RGB to HSI (Gonzalez and Woods)
I = 1/3(R+G+B) S = 1 - ( 3/(R+G+B))*a where a is the minimum of R, G and B H = cos^(-1) ( (0.5*((R-G)+(R-B))) / ((R-G)^2 + (R-B)*(G-B))^(0.5) ) If S = 0, H is meaningless. If (B/I) > (G/I) then H = 360 - H since H is an angle in degrees we then normalise to 0,1 with H=H/360
First we restore H to degrees with H = 360*H If 0 < H <= 120 then B = 1/3(1-S) R = 1/3(1+ [(S cos H) / (cos(60 - H))] ) G = 1 - (B+R) If 120 < H <= 240 then H = H - 120 R = 1/3(1-S) G = 1/3(1+ [(S cos H) / (cos(60 - H))] ) B = 1 - (R+G) If 240 < H <= 360 then H = H - 240 G = 1/3(1-S) B = 1/3(1+ [(S cos H) / (cos(60 - H))] ) R = 1 - (G+B)

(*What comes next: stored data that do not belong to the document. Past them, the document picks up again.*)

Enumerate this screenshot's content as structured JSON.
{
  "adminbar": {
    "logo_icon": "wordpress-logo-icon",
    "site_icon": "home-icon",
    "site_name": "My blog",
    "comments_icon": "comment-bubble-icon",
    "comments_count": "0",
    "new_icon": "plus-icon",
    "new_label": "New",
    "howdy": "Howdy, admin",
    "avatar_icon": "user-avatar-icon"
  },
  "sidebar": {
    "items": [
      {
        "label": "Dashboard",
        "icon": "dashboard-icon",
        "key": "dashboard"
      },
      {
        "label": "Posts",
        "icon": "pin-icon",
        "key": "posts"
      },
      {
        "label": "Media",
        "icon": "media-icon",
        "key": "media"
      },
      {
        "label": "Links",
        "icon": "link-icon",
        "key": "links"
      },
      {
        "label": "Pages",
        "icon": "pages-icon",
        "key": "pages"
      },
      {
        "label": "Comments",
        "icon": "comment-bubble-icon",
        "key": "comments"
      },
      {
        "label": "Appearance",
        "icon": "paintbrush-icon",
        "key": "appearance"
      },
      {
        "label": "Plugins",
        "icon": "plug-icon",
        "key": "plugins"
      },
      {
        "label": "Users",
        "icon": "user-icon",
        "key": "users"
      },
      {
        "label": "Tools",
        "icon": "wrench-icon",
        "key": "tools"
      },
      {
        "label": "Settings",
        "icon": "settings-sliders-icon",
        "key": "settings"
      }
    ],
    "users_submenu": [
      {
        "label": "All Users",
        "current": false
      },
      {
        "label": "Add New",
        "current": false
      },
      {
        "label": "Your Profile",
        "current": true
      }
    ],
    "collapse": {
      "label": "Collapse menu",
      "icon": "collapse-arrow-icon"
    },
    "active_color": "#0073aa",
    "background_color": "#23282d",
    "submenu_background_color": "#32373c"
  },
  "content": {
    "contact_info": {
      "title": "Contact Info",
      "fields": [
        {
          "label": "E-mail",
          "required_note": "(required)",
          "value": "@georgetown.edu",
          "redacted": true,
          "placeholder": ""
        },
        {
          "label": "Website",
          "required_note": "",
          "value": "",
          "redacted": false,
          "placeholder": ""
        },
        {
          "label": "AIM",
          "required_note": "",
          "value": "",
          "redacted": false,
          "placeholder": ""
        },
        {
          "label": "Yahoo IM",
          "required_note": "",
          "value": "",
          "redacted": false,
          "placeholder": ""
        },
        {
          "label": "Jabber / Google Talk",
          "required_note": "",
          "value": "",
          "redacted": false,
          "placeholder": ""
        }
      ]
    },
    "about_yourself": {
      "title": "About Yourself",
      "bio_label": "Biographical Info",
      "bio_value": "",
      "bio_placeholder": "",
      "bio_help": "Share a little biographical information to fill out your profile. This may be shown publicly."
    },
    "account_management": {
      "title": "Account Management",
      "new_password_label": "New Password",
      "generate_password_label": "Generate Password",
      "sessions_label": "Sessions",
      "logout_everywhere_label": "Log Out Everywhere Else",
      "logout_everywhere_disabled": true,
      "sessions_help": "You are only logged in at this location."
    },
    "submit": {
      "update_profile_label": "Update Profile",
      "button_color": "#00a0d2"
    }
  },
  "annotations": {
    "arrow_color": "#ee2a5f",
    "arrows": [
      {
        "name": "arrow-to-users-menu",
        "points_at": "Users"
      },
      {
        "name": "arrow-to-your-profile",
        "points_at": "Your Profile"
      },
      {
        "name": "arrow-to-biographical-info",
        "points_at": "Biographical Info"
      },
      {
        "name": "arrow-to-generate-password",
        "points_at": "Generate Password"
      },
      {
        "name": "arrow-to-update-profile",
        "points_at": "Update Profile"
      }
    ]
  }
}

RGB to HSV (Travis) Given RGB values, find the max and min. V = max S = (max-min) / max If S = 0, H is undefined else R1 = (max-R) / (max-min) G1 = (max-G) / (max-min) G2 = (max-B) / (max-min) if R = max and G = min, H = 5 + B1 else if R = max and G not= min, H = 1 - G1 else if G = max and B = min, H = R1 + 1 else if G = max and B not=main, H = 3 - B1 else if R = max, H = 3 + G1 else H = 5 - R1 H = H*60 (converts to degrees so S and V lie between 0 and 1, H between 0 and 360) HSV to RGB (Travis) Convert H degrees to a hexagon section hex = H / 360 main_colour = int(hex) sub_colour = hex - main_colour var1 = (1-S)*V var2 = (1 -(S * sub_colour)) * V var3 = (1 -(S * (1 - sub_colour))) * V then if main_colour = 0, R = V, G = var3, B = var1 main_colour = 1, R = var2, G = V, B = var1 main_colour = 2, R = var1, G = V, B = var3 main_colour = 3, R = var1, G = var2, B = V main_colour = 4, R = var3, G = var1, B = V main_colour = 5, R = V, G = var1, B = var2 where int(x) converts x to an integer value. (N.B. I haven't implemented this transform.) RGB to HSV (Foley and VanDam) max = maximum of RGB min = minimum of RGB V = max S = (max - min) / max if S = 0, H is undefined, else delta = max-min if R = max, H = (G-b)/delta if G = max, H = 2 + (B-R)/delta if B = max, H = 4 + (R-G)/delta H = H*60 if H < 0, H = H + 360 HSV to RGB (Foley and VanDam) if S = 0 and H = undefined, R = G = B = V if H = 360, H = 0 H = H / 60 i = floor(H) f = H - i p = V*(1-S) q = V*(1-(S*f)) t = V*(1 - (S * (1-f))) if i = 0, R = v, G = t, B = p if i = 1, R = q, G = v, B = p if i = 2, R = p, G = v, B = t if i = 3, R = p, G = q, B = v if i = 4, R = t, G = p, B = v if i = 5, R = v, G = p, B = q where floor is the C floor function.